Step 5: Clean up and present results

  1. If you created a temp file in Step 3, delete it: rm "$TMPFILE"
  2. Show the subprocess output to the user, prefixed with the file(s) reviewed:

For single file:

code
Reviewed: src/app.ts

[subprocess output]

For multiple files:

code
Reviewed: src/a.ts, src/b.ts

[subprocess output]

Do NOT add your own commentary or re-analyze the code.
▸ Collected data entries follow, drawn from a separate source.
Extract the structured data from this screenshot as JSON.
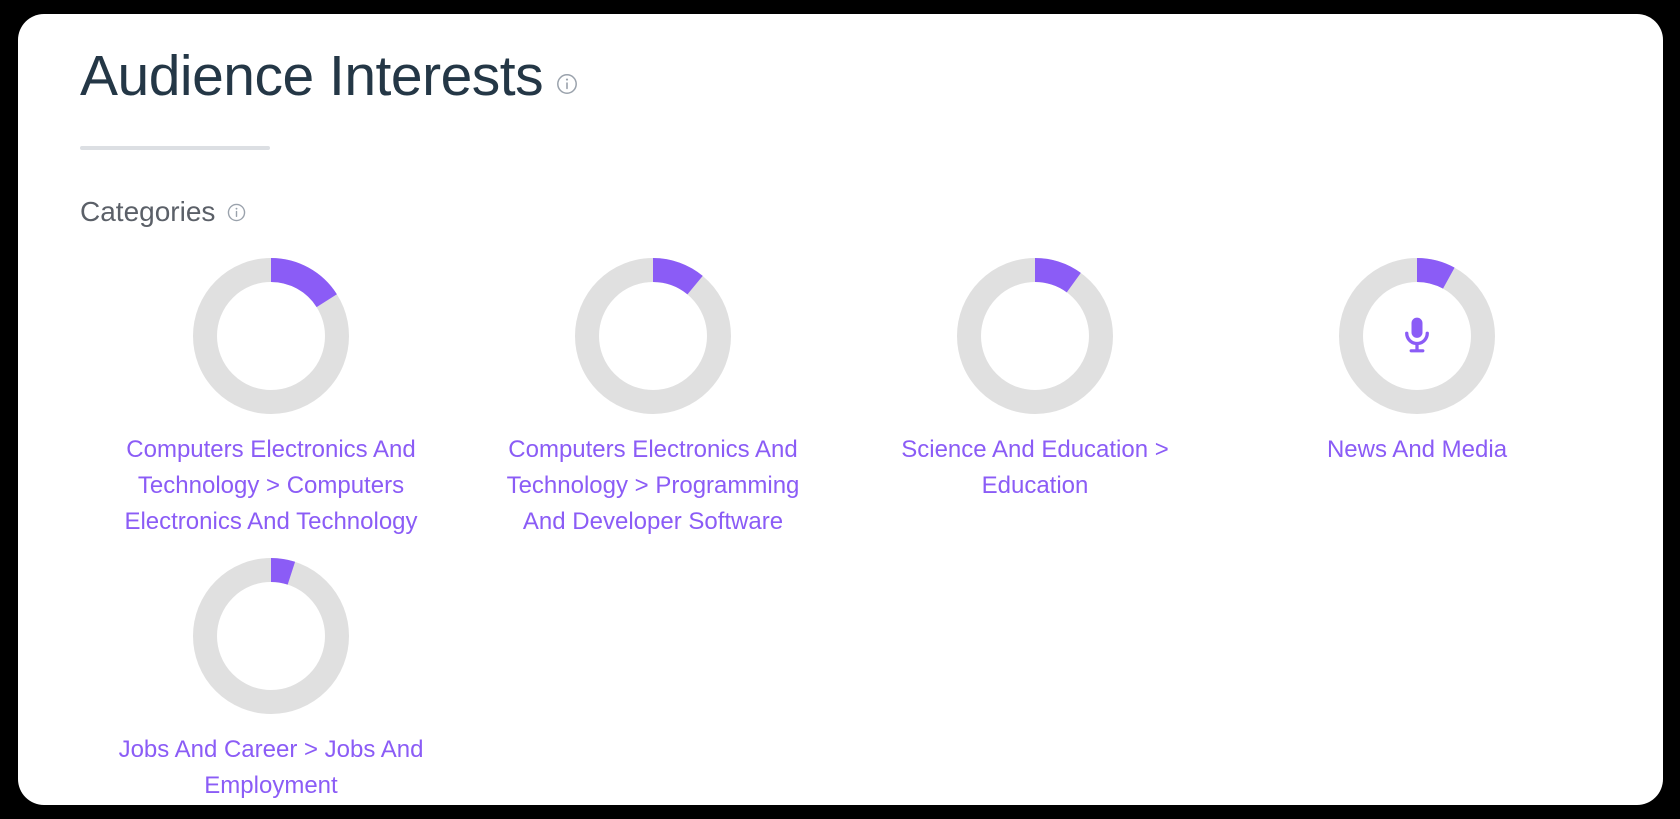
{
  "colors": {
    "accent": "#8B5CF6",
    "track": "#E0E0E0",
    "title": "#243746",
    "label": "#5B6068",
    "divider": "#DCDFE3",
    "card": "#FFFFFF",
    "page_background": "#000000"
  },
  "header": {
    "title": "Audience Interests",
    "info_icon": "info-circle-icon"
  },
  "section": {
    "label": "Categories",
    "info_icon": "info-circle-icon"
  },
  "chart_data": {
    "type": "pie",
    "title": "Audience Interests — Categories",
    "notes": "Five donut gauges; each shows the share of audience in one interest category. Arc starts at 12 o'clock and sweeps clockwise.",
    "legend_position": "below each donut",
    "categories": [
      "Computers Electronics And Technology > Computers Electronics And Technology",
      "Computers Electronics And Technology > Programming And Developer Software",
      "Science And Education > Education",
      "News And Media",
      "Jobs And Career > Jobs And Employment"
    ],
    "values": [
      16,
      11,
      10,
      8,
      5
    ],
    "ylim": [
      0,
      100
    ]
  },
  "donuts": [
    {
      "label": "Computers Electronics And Technology > Computers Electronics And Technology",
      "percent": 16,
      "center_icon": ""
    },
    {
      "label": "Computers Electronics And Technology > Programming And Developer Software",
      "percent": 11,
      "center_icon": ""
    },
    {
      "label": "Science And Education > Education",
      "percent": 10,
      "center_icon": ""
    },
    {
      "label": "News And Media",
      "percent": 8,
      "center_icon": "microphone-icon"
    },
    {
      "label": "Jobs And Career > Jobs And Employment",
      "percent": 5,
      "center_icon": ""
    }
  ]
}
The subprocess output IS the deliverable.

Step 6: Capture session ID for follow-ups

The claude -p command prints a session ID to stderr (format: Session ID: ses_...). Capture it by appending 2>&1 or by extracting from the combined output.

After presenting the review, tell the user:

code
Session: <session-id>
To continue this review conversation, run: /review-code --resume <session-id>

Resuming a previous session

If $ARGUMENTS starts with --resume, extract the session ID that follows and run:

bash
claude --resume SESSION_ID

This continues the existing review conversation so the user can ask follow-up questions, request clarification on specific findings, or discuss fixes. Use --tools "" again to keep it sandboxed. Skip all other steps — go straight to this command and present the output.

Step 7: Handle errors

  • If the subprocess returns an error or empty output, show the error and suggest the user try again.
  • If the subprocess times out, tell the user the file may be too large and suggest reviewing a smaller section.